Grabbing the lead from Brad Keselowski after a restart with 10 laps left in Saturday’s Zippo 200 at Watkins Glen International, Edwards held on to win his first NASCAR Nationwide Series start of the season.

Edwards took the top spot from Keselowski on lap 73 of 82, completing a pass to the outside as the cars approached the esses at the 2.45-mile road course. Keselowski regained the lead momentarily on Lap 76 but lost it again to Edwards’ crossover move as the cars approached Turn 1 to start Lap 77.

That’s when a caution for Austin Dillon’s blown tire slowed the field and set up a restart with two laps left. After a side-by-side battle in Turn 7 on Lap 81, Edwards held off Keselowski to win by 1.130 seconds.

“I hate to admit it, but I missed a downshift in Turn 6,” Edwards said of the sequence of events that allowed Keselowski to pull up beside him as the cars approached the white flag. “All day, that

was where he was beating me, so I went in there extra hard, and I missed my downshift and he got next to me.”

Keselowski, however, ran out of room to the outside, and Edwards pulled away to his 38th Nationwide victory, breaking a tie for third with Kevin Harvick on the series’ all-time win list.

“Obviously, he missed that last left-hander (Turn 6),” Keselowski said. “I pulled up beside his left-side door and went into (Turn 7) on Carl’s outside, and he got loose and came up the track and hit me and put me in the wall there.

“That kind of took away all my momentum. I didn’t have a chance at it from there.”

Pole-sitter Sam Hornish Jr. ran third, followed by Ricky Stenhouse Jr. and road course ace Ron Fellows.

Entering the race with high expectations after her strong run at Road America in June, Danica Patrick suffered terminal damage to her No. 7 Chevrolet before the race was a lap old.
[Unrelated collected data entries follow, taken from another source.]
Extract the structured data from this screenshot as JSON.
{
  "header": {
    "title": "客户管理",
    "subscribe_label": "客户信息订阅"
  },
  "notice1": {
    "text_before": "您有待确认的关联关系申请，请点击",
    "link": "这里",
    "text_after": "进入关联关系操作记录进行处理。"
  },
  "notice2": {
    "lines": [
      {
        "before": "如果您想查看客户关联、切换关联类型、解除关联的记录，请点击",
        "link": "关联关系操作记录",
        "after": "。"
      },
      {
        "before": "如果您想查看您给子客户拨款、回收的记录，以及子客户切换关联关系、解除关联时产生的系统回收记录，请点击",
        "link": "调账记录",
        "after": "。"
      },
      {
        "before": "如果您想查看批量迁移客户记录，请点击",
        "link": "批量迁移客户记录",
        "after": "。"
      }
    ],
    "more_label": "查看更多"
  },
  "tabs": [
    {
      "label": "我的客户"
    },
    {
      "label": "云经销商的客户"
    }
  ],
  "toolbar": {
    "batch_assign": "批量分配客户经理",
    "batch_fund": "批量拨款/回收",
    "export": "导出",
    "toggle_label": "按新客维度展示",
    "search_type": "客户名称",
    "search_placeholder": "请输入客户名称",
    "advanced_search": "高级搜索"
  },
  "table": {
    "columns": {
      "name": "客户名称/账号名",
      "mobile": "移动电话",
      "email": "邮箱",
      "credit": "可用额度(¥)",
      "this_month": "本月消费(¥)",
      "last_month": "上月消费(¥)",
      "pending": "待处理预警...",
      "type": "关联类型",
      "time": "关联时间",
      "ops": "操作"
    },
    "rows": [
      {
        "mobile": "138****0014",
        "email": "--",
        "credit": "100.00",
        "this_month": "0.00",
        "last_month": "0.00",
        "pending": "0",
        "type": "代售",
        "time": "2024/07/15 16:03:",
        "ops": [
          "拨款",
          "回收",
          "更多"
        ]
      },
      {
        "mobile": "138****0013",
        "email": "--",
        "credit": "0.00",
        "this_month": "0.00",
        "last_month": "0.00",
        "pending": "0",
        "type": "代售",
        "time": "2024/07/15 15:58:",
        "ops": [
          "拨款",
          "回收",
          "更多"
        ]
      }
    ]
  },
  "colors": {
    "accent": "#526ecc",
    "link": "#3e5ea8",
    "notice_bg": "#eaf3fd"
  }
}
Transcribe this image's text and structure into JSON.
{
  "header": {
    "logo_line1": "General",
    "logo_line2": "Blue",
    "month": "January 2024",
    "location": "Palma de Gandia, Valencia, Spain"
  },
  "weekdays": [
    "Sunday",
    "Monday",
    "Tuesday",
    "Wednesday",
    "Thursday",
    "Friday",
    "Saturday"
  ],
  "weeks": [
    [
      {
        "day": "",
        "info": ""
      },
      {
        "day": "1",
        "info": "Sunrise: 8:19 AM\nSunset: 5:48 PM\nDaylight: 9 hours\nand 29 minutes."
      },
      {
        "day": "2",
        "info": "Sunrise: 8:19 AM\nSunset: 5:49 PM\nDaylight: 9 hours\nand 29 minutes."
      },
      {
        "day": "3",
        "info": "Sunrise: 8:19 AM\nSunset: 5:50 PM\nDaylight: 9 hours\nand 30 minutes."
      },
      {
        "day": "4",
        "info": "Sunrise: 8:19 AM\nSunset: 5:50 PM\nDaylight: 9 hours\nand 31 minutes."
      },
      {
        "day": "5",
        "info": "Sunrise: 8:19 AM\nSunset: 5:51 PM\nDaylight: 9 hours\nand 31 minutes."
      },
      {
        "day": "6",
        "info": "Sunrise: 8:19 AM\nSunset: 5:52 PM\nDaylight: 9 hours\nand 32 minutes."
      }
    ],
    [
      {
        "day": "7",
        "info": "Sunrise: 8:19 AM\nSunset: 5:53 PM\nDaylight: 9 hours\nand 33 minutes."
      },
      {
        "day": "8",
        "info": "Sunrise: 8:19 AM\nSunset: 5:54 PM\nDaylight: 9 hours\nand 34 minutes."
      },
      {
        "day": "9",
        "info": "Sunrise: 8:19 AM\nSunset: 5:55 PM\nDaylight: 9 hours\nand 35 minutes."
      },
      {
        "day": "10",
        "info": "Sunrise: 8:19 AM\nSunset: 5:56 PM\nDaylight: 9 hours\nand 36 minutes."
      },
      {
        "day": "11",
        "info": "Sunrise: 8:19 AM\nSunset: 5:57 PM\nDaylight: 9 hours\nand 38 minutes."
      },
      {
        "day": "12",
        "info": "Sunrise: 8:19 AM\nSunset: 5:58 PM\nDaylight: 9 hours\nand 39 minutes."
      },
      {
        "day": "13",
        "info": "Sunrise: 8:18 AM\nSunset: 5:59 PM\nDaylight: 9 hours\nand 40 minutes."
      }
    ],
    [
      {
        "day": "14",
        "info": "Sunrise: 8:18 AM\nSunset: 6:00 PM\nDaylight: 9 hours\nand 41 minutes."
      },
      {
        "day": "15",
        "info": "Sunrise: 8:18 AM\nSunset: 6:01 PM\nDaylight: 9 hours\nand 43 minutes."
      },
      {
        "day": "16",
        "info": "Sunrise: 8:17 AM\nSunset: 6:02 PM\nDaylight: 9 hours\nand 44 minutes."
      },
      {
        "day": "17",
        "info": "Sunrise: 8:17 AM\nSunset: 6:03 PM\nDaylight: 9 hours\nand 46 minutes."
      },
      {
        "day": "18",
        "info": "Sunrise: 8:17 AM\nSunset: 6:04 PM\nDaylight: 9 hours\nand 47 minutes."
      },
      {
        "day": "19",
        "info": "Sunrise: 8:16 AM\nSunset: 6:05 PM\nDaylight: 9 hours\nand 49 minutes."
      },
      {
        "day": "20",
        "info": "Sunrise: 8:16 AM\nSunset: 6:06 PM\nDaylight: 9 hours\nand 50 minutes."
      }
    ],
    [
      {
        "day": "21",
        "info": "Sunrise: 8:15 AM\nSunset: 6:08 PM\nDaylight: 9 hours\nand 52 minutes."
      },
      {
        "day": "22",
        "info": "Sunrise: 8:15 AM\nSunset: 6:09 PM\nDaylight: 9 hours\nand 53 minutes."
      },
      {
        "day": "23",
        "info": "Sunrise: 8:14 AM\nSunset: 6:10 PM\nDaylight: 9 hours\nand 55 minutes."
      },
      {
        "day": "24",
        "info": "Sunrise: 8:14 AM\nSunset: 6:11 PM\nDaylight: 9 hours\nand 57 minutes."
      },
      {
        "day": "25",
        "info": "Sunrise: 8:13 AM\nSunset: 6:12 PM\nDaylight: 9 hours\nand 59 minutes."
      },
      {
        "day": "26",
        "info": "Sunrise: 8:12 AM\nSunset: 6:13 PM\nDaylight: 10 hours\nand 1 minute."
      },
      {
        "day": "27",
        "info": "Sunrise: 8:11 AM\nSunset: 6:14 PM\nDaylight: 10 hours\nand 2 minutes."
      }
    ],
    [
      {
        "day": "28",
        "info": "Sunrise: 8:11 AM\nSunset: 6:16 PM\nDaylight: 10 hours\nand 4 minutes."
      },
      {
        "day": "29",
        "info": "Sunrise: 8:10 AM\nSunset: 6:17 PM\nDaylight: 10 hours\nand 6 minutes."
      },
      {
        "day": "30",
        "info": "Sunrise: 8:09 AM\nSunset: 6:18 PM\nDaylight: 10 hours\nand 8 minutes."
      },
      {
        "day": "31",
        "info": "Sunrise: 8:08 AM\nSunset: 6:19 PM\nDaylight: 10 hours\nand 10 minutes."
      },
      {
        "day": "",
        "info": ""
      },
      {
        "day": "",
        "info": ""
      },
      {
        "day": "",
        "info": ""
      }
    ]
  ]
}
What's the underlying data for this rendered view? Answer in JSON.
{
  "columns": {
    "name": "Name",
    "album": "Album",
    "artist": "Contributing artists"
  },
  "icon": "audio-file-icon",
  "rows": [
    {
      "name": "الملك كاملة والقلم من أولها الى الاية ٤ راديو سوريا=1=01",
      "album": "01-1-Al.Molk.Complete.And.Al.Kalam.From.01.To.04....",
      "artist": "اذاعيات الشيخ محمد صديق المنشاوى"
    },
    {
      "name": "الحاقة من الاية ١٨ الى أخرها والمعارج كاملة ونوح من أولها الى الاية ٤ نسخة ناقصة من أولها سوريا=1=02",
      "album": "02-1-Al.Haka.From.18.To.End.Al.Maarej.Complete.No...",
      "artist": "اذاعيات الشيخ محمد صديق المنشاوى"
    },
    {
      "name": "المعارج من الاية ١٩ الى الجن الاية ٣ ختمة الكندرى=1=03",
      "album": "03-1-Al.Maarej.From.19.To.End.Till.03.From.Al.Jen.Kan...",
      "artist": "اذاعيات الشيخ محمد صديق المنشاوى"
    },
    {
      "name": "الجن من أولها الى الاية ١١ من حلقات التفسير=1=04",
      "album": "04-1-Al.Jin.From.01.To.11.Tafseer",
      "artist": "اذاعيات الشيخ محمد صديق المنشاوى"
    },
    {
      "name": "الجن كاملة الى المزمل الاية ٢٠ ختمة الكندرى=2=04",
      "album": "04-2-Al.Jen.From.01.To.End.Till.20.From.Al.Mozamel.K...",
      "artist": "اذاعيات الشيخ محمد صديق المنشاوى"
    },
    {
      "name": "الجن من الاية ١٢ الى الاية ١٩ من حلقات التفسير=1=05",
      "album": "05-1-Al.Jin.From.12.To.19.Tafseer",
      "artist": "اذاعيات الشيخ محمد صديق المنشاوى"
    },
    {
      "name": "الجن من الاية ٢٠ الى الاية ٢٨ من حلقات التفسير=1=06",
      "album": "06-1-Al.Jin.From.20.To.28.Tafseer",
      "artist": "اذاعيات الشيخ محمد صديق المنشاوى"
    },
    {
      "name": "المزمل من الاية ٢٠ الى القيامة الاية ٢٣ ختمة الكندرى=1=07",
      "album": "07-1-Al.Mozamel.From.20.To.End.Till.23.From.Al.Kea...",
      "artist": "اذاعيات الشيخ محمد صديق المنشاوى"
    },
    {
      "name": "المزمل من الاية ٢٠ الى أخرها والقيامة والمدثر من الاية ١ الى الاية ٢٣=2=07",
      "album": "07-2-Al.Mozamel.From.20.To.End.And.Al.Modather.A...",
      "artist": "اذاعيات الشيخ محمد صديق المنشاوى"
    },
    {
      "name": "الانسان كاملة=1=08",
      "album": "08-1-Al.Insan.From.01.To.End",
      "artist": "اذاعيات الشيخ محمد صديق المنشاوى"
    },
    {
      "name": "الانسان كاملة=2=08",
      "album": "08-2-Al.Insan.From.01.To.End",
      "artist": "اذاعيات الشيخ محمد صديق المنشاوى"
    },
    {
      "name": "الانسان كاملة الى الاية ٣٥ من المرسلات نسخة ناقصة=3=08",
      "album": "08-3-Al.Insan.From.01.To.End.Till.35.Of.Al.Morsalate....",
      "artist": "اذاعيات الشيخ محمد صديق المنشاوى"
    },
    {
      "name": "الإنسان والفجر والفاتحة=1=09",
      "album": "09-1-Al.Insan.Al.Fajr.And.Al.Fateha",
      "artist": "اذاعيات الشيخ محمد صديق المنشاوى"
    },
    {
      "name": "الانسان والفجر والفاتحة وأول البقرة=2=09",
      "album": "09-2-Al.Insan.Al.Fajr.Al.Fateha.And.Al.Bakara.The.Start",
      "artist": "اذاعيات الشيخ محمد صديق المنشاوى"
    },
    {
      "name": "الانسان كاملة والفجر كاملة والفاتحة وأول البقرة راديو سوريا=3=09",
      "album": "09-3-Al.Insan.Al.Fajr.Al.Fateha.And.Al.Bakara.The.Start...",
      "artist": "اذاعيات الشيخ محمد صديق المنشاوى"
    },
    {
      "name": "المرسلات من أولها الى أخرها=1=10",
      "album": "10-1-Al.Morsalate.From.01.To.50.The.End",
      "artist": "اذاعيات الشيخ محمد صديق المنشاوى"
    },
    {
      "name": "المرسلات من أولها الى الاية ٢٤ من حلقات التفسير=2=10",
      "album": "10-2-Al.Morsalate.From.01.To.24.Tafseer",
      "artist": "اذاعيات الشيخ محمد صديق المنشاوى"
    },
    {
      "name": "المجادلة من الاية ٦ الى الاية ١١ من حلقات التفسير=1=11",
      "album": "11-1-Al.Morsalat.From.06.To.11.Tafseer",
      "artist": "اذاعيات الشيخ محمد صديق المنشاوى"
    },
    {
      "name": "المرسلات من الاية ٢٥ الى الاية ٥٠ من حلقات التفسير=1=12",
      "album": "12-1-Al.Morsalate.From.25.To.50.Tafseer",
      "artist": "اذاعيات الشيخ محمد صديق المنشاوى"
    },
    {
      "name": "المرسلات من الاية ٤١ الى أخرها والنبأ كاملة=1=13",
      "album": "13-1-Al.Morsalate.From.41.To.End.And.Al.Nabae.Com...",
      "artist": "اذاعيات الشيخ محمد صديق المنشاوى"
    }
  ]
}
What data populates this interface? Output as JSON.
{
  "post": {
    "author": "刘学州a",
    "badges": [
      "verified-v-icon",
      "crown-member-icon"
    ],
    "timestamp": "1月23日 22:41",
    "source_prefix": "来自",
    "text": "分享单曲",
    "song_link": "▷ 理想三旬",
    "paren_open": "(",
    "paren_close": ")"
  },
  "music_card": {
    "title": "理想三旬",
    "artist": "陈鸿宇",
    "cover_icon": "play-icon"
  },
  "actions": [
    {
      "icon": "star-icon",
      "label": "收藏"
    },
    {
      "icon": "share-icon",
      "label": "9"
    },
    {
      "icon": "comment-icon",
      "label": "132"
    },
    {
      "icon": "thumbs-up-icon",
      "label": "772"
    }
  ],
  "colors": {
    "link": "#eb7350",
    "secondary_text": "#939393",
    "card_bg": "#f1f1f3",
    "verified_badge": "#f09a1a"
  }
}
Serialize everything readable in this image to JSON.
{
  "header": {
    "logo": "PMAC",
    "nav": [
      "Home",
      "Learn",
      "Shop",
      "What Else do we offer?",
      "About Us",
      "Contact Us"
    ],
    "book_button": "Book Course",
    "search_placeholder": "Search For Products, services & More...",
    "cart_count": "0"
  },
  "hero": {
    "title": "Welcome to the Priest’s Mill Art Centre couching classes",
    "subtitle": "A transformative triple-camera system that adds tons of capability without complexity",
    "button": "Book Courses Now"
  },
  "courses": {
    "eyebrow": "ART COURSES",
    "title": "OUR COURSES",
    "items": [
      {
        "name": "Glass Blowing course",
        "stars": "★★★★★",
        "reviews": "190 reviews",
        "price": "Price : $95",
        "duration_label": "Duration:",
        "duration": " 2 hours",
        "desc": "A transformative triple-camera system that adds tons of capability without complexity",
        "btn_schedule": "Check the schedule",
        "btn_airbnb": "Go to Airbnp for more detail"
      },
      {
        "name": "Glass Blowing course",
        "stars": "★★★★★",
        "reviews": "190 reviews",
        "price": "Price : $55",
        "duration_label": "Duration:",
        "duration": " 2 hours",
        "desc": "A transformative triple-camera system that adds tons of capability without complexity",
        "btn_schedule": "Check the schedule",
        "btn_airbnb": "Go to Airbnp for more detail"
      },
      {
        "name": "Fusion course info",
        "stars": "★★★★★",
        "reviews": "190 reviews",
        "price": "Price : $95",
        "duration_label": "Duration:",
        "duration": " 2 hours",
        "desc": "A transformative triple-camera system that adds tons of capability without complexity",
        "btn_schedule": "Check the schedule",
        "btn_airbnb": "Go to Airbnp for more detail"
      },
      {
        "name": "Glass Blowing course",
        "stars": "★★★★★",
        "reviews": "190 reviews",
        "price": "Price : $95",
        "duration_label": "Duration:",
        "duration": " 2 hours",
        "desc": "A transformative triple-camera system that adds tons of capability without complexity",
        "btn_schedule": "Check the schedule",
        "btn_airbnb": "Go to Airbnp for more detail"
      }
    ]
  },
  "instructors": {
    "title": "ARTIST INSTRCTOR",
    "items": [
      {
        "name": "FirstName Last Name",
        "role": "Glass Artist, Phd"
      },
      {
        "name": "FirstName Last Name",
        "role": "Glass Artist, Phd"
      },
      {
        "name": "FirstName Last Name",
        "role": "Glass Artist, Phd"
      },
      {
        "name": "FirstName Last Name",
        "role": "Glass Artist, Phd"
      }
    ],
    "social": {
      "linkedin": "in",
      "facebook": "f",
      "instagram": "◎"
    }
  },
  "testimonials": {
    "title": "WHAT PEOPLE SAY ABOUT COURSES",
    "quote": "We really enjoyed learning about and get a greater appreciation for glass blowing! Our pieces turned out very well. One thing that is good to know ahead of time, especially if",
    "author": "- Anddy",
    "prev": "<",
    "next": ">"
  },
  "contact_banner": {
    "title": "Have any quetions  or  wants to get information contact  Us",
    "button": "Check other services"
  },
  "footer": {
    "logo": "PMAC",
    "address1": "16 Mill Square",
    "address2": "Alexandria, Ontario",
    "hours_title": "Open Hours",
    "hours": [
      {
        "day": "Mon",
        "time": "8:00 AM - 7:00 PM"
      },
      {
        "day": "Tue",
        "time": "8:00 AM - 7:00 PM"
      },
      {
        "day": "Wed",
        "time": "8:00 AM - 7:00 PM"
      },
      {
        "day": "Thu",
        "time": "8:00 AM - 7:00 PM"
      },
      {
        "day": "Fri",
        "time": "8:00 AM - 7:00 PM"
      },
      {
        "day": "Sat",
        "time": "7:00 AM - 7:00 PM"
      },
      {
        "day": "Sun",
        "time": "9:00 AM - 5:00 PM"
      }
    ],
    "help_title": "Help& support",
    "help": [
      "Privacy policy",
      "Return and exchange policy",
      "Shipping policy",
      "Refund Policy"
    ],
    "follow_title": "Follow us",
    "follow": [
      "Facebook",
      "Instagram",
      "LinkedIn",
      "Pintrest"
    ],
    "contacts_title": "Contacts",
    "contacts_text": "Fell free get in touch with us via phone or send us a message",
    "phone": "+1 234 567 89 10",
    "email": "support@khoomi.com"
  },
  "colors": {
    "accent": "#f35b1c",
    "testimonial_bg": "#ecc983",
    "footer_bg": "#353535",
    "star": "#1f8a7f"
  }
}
Ryan Truex’s No. 20 Toyota slid through the grass in the first corner and back onto the pavement right in front of Patrick’s car. The collision broke Patrick’s radiator and ultimately put her out of the race in 43rd place, the worst finish of her NASCAR career.

“One thing leads to the next in these situations, and the radiator was leaking,” Patrick said. “I noticed on my lap (after attempted repairs on pit road) that it took a long, long time to get to fourth gear on the backstraight. It might have been losing power at that point in time. When they got the radiator changed — and they did it really quickly — I went to fire it, and there was water coming out of the tail pipe. It wouldn’t turn over.

“I feel so bad. I wish it would have gone differently but that’s the sport. There’s a lot of stuff that is out of your control and there’s a lot of stuff you look back at that you would’ve, could’ve, should’ve done differently — but that’s just racing.”

Scott Graves, Edwards’ crew chief, is batting 1.000, too, with a win in his first Nationwide Series race. . . . Elliott Sadler finished 12th and saw his lead in the series standings shrink to 13 points over Stenhouse, 24 over Hornish and 29 over Dillon, who finished 23rd and lost two positions in the points.